Foi o que pareceu estar acontecendo, no último dia 15, no Rio de Janeiro.
Dias antes, via internet e outros meios de comunicação, divulgou-se que o Rio seria palco de uma manifestação, com Lula, de grande importância para o futuro do país. Um ato político em defesa do pré-sal, da Petrobrás e do Brasil. A organização estava a cargo da CUT, outros sindicatos trabalhistas e movimentos sociais.
Conforme programado, a concentração iniciou-se por volta de 10 horas, na Cinelândia, de onde partiu, em passeata, rumo à sede da Petrobrás.
            Lula chegou em torno de meio-dia, acompanhado de Lindberg Farias (PT), candidato ao governo do Estado.
            Em seu sempre inflamado discurso, o ex-presidente disse: "Estou presente aqui porque, quando surgem algumas denúncias de corrupção contra a Petrobras, muitas pessoas começam a ter vergonha de vestir o uniforme da empresa e eu insisto em fazer isso.

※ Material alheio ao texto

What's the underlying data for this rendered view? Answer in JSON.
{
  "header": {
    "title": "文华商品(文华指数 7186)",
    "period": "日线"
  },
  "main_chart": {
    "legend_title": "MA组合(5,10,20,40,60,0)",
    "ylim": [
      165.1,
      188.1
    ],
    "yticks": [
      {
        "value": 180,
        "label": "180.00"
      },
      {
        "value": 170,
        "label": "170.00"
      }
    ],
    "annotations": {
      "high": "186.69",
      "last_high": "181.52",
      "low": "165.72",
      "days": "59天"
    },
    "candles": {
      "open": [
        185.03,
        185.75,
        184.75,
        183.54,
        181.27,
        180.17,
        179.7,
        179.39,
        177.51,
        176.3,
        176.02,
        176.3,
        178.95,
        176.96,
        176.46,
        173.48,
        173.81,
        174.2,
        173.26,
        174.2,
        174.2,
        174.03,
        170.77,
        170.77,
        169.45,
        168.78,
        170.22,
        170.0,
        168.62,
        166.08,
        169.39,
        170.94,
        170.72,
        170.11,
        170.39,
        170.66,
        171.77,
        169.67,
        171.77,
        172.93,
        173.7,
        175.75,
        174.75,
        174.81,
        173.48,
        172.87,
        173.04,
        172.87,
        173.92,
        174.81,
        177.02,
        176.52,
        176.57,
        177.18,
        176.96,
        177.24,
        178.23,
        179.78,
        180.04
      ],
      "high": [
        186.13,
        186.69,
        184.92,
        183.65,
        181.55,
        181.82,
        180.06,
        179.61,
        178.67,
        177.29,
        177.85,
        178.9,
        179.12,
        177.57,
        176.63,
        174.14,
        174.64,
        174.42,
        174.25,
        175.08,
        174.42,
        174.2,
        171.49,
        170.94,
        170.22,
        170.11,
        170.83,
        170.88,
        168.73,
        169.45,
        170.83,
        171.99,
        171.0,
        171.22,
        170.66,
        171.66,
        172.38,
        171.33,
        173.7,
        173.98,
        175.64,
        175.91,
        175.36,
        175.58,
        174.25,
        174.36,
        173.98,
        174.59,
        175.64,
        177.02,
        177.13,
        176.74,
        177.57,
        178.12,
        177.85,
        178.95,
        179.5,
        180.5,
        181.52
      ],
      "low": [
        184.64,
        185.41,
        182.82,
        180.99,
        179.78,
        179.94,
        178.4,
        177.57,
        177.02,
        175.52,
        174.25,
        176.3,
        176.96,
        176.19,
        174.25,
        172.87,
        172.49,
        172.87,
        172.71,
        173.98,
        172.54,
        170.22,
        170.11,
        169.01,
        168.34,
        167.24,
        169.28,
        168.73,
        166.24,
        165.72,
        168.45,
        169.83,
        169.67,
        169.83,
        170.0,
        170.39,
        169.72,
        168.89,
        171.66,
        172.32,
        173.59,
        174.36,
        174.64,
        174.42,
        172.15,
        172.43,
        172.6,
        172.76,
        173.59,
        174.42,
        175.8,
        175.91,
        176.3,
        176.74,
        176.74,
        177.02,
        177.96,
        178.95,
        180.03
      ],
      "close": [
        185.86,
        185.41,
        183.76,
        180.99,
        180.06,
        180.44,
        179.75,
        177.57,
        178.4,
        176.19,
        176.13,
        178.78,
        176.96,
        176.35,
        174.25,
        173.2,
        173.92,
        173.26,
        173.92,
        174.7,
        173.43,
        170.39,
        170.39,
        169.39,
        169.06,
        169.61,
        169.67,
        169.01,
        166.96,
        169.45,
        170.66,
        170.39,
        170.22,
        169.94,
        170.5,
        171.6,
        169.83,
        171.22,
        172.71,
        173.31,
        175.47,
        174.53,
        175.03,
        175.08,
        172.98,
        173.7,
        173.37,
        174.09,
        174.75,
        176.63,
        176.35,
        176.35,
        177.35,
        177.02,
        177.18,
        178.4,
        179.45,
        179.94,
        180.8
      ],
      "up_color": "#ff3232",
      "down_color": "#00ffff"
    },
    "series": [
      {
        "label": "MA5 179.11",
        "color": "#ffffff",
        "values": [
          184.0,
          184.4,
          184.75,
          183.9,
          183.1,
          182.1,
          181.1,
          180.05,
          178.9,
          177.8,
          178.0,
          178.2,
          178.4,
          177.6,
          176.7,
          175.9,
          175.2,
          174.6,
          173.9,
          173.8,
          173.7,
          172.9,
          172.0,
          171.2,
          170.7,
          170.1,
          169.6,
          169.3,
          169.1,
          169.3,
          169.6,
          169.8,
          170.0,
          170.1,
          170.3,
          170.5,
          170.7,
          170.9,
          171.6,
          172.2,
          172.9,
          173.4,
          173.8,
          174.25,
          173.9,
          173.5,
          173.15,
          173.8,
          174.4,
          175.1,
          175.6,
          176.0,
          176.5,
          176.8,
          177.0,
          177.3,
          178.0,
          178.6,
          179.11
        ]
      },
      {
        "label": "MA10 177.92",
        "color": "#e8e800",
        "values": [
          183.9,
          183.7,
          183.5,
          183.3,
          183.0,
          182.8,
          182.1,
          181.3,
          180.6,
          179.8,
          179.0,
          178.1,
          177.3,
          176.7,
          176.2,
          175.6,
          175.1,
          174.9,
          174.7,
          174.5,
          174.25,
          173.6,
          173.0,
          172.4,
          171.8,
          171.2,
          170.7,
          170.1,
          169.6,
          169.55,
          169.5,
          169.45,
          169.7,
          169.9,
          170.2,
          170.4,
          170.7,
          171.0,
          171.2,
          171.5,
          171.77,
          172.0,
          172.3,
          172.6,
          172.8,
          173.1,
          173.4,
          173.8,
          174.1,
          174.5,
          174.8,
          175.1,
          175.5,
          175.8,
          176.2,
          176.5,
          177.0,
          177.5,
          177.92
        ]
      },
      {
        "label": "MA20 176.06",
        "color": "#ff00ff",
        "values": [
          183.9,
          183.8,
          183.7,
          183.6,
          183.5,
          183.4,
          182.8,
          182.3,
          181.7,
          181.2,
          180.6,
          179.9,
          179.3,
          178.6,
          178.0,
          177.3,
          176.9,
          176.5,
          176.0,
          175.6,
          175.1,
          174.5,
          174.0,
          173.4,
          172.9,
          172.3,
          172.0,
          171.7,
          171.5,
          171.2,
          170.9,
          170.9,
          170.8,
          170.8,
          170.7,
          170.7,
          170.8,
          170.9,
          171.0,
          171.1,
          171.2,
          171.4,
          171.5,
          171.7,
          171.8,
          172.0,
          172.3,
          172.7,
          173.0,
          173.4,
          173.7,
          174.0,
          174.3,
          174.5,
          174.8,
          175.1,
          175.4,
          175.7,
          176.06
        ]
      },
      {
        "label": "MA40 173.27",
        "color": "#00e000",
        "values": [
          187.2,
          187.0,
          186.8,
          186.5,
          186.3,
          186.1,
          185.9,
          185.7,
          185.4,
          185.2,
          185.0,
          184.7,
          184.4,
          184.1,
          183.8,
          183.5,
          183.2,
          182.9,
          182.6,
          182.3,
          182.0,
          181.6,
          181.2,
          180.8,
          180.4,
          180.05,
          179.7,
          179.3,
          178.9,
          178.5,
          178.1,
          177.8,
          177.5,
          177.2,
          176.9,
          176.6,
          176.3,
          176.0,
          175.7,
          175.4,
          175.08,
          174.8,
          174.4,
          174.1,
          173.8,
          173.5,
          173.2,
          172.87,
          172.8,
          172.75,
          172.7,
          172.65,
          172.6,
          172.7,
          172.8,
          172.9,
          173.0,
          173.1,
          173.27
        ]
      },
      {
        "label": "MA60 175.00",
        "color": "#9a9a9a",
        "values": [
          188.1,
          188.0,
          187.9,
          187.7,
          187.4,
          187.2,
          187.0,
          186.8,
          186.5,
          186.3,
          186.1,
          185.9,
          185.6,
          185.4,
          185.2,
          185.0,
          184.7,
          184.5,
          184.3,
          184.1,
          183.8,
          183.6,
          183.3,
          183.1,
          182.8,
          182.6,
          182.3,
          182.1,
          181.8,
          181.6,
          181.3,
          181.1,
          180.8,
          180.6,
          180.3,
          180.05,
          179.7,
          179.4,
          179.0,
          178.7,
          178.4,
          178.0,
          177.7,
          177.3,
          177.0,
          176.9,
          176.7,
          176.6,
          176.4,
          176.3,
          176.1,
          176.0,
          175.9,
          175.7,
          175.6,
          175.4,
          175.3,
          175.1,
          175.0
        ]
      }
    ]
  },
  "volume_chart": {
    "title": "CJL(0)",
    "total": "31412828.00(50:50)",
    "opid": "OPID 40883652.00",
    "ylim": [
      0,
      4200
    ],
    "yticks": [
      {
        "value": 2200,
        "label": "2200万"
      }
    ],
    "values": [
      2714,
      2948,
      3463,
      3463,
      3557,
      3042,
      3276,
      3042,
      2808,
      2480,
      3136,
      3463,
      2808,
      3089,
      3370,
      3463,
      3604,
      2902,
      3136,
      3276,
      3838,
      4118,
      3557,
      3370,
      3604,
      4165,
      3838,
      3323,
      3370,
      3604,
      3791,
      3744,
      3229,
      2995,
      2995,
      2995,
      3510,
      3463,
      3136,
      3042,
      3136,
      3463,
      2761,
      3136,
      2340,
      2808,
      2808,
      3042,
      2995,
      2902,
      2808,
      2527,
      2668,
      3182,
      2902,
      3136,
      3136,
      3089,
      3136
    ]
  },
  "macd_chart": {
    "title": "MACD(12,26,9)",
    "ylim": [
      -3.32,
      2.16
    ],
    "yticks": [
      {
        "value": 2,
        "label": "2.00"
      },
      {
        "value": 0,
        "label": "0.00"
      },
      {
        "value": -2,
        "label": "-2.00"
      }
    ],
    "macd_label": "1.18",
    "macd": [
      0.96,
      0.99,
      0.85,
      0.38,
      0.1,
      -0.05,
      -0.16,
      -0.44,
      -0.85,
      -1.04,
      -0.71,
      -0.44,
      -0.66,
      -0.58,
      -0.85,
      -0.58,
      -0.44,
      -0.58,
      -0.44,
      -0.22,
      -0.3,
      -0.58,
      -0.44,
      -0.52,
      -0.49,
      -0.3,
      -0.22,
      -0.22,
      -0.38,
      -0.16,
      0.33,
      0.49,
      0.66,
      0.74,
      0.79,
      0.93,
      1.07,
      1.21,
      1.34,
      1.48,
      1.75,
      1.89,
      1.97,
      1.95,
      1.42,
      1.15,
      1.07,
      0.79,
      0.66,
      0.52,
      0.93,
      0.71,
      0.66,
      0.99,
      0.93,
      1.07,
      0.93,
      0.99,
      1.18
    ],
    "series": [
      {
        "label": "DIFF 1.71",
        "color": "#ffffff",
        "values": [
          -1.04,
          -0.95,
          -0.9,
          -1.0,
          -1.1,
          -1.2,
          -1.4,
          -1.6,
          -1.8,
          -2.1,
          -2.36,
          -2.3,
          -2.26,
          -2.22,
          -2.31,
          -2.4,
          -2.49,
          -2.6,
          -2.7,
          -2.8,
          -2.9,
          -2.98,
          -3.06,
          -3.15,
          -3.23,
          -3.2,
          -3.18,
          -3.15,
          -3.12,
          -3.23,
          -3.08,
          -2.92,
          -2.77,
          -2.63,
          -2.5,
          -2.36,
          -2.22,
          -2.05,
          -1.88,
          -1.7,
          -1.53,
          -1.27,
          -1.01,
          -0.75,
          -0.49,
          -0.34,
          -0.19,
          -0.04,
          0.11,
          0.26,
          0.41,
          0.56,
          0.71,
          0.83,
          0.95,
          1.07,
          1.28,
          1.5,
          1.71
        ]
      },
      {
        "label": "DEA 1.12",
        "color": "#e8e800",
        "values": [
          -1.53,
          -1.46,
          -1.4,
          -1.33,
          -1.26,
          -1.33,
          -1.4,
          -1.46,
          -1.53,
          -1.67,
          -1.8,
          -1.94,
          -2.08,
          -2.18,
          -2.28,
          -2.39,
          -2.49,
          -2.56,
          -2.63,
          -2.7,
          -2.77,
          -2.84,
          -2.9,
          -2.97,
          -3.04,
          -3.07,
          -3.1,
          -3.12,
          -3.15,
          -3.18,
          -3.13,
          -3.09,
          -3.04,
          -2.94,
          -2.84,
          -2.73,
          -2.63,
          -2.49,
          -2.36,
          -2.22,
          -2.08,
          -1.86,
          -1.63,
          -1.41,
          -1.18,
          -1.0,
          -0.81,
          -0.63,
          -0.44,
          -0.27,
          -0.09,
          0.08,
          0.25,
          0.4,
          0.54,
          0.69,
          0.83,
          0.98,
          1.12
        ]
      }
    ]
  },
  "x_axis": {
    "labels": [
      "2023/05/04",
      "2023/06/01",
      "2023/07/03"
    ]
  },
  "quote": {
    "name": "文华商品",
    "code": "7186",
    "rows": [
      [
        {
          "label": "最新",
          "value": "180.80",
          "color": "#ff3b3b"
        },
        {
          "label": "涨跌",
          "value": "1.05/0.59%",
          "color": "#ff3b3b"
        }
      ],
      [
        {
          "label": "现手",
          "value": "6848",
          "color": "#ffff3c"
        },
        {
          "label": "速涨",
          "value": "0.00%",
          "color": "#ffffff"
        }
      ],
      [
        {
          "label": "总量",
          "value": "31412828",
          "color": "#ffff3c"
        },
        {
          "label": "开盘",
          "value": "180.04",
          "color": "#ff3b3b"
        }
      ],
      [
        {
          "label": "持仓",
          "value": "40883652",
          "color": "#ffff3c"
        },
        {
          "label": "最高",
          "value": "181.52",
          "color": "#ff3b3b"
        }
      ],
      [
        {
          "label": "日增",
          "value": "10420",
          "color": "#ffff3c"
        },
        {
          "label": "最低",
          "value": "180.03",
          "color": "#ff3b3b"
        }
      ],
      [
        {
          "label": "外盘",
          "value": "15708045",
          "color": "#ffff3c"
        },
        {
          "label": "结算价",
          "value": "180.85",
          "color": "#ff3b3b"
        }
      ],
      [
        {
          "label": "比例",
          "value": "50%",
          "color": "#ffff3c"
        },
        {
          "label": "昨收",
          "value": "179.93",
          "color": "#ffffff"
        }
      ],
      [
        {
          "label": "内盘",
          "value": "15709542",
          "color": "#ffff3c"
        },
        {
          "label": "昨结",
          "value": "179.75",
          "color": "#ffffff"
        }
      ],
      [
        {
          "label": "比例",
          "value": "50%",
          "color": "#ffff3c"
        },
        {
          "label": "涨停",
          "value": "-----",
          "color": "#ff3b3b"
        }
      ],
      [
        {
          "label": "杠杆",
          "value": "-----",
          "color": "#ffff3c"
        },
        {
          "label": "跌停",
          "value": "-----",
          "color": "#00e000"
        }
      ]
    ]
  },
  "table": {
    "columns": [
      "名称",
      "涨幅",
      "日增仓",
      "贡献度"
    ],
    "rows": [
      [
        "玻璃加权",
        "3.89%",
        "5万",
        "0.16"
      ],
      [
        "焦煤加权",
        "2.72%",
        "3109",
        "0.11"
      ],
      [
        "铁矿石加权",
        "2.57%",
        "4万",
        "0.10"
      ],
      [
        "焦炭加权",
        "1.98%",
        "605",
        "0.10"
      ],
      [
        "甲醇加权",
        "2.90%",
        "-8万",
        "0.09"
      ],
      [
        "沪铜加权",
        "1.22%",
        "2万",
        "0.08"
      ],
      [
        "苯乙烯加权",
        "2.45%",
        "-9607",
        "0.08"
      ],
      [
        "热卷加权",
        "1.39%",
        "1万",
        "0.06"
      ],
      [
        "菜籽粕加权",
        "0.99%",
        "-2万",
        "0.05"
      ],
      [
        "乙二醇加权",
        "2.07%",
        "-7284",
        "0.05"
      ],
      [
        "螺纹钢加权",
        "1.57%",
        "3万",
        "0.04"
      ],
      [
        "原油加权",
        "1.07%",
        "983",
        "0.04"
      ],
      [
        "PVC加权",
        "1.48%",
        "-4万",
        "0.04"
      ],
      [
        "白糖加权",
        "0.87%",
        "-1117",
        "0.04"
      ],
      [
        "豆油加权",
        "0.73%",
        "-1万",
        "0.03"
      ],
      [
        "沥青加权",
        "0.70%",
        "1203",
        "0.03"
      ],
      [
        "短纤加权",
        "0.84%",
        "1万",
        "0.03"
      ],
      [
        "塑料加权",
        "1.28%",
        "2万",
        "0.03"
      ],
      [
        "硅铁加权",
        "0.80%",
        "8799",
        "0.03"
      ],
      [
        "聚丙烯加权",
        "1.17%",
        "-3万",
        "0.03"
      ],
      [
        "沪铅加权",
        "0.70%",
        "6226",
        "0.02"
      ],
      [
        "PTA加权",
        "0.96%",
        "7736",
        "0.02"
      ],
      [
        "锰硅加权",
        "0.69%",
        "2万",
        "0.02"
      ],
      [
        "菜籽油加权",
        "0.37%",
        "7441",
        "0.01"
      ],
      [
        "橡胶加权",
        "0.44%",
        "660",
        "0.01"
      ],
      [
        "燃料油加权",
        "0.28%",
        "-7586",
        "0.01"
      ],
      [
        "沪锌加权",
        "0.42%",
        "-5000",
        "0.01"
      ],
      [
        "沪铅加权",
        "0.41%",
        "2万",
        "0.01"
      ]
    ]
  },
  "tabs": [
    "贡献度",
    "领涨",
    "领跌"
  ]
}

Não tenho vergonha desta camisa, que deve orgulhar os trabalhadores e o povo brasileiro pelo que a Petrobras significa para país”. 
            Qualquer mobilização em favor das grandes empresas brasileiras, estatais ou privadas, será sempre bem-vinda.
            A passeata carioca, entretanto, provocou um misto de estranheza e perplexidade. Não pelos motivos anunciados, mas pelo fato de a defesa da Petrobrás estar sendo feita, em tempo de eleições, justamente pela corrente política que vem sendo responsabilizada pelos desmandos acontecidos na empresa. Surrealismo tem limites!